Hi folks, the tests continue with the 12 led lantern, i was able to get 17.5 hours run time with the 1/2" toroid/ 24 gauge/ 1.5kohm base JT. I am now running a duration test with the 1/2" toroid/ 26 gauge/ 1.5kohm base JT. Next tests will be with different base resistance, then 30 gauge wire and different base resistances, then I will be testing the larger 1" diameter toroid with different gauge magnet wire to compare. Also all tests maintain approximately same brightness levels tapering slightly as battery discharges, then brightness falls off at end. Any comments welcome.
peace love light
Tyson
Hi folks, well my experiments with these JT pulse circuits are revealing more and more to me. I picked up a couple strings of led christmas lights, each have 20 leds and a nice warm white color, which is much better and more like regular white bulbs. Well I can say that while using the normal JT output at collector and emitter is ok, though the most promising results I'm finding are with using a secondary pickup coil powering series strings of leds.
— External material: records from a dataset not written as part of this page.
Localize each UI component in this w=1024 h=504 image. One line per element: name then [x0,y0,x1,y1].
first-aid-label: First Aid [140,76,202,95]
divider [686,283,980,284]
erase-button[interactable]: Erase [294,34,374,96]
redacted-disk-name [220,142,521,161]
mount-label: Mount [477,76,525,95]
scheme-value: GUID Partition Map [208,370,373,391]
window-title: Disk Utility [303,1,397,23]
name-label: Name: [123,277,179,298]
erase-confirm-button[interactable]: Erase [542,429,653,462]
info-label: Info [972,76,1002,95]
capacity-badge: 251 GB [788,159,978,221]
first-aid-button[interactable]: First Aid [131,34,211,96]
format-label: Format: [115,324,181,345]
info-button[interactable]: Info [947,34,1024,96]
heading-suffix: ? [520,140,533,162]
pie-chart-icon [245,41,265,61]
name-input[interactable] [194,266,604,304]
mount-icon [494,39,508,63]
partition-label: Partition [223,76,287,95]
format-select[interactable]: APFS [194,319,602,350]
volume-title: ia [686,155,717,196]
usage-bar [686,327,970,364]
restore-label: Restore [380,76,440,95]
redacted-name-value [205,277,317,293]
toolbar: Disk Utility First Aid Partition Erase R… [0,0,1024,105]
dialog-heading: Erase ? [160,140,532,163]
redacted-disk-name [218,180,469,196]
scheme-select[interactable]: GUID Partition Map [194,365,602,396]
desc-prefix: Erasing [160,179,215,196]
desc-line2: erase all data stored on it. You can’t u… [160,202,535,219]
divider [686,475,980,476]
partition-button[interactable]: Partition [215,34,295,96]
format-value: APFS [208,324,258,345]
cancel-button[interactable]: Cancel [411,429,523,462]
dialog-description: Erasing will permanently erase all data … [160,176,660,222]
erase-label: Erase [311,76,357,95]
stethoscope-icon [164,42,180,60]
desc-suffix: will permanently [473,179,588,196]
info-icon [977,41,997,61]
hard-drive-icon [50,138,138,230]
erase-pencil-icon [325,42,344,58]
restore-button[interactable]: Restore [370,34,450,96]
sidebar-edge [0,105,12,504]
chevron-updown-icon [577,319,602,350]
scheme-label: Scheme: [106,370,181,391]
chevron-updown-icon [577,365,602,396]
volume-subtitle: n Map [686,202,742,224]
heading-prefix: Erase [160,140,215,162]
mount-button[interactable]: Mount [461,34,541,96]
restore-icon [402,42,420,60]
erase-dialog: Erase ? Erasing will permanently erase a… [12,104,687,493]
So far, it seems that when using the right frequency and high gauge wire for secondary, that these led strings can put out a surprising amount of light and give good run times. Maybe it's because of the phosphors in the white leds that take very little current to run, either way it's useful light and that's all that matters. I'm focusing on getting strings of leds to light bright for long periods at this time and then plan on working out a solar/wind and any other recharging method to keep batteries running these lights for free. I sure am thankful to jeanna and others for lighting the way to the knowledge of using secondaries on joule thief type circuits. Anyone else working on similar circuits now. I'd love to hear about any other experiments folks are doing. thanks.
peace love light
Tyson
Hi folks, here is the 20 led string from biglots lit powered by a large ferrite bead, though it's wrapped on the outside like a solenoid, it has 6 layers of 30 gauge with one layer of bifilar 24 gauge on top for JT circuit. It is working a little better than the 1" toroid and may give longer run times, duration testing at this time. Any thoughts welcome.